Nevzat ARSLAN
Yerel seçimlerin ardından
Kendisi Belediye başkanı seçilmeyecek ama atlıyor, uçağa, arabaya, günde 1-2 ilde miting düzenliyor. Yayınlar kesiliyor, programlar durduruluyor, bağlantılar kuruluyor, Partilileri eleştiriyor, Bay Kemal diyor, O kadın diyor, Belediye başkan adaylarının açıklaması gereken vaatlerini kendisi açıklıyor. Adayları eleştiriyor, İstanbul’un semt Belediyesinin başkanını İstanbul’a Büyükşehir Belediye adayı yapmışlar diyor.
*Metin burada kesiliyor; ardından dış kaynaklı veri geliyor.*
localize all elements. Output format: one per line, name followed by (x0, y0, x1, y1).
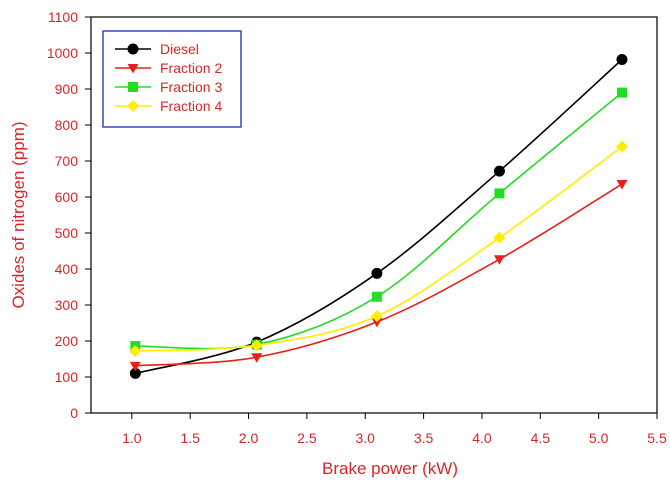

Seçim meydanlarına kulak veriyoruz…
“Çöp, çukur, çamur CHP demektir”
“Hain, terörist, şerefsizler”
“Bunlar zillet ittifakı”
“CHP eşittir PKK”
**
Aslında gerek birey, toplum, cemiyet, siyasi oluşum olarak kendi öz eleştirimizi yaptığımız sürece gelecek, umut taşır.
Oslo görüşmeleri konusunda, görüştü diyen şerefsizdir derken ben emir verdim, izin verdim açıklamasını hatırlarsınız.
Dolmabahçe Sarayında PKK siyasi uzantısı dedikleri parti yetkilileri ile görüşmeler Dolmabahçe Mutabakatı şeklinde ülke gündeminde yer aldı.
Teröristlerin Habur sınır kapısında davul-zurna ve halaylarla karşılanması, acele çadır mahkemeleri kurularak ifadelerinin alınarak pişmanlık yasasından yararlandırılarak salıverilmeleri, otobüs ile adeta şehir turu atmaları,
Aponun mektubunun Diyarbakır’da televizyonlardan Nevruz günü okutulması,
Şivan Perver ve Barzani beyler ile “Megri, megri” diye türkü çığırılmalar…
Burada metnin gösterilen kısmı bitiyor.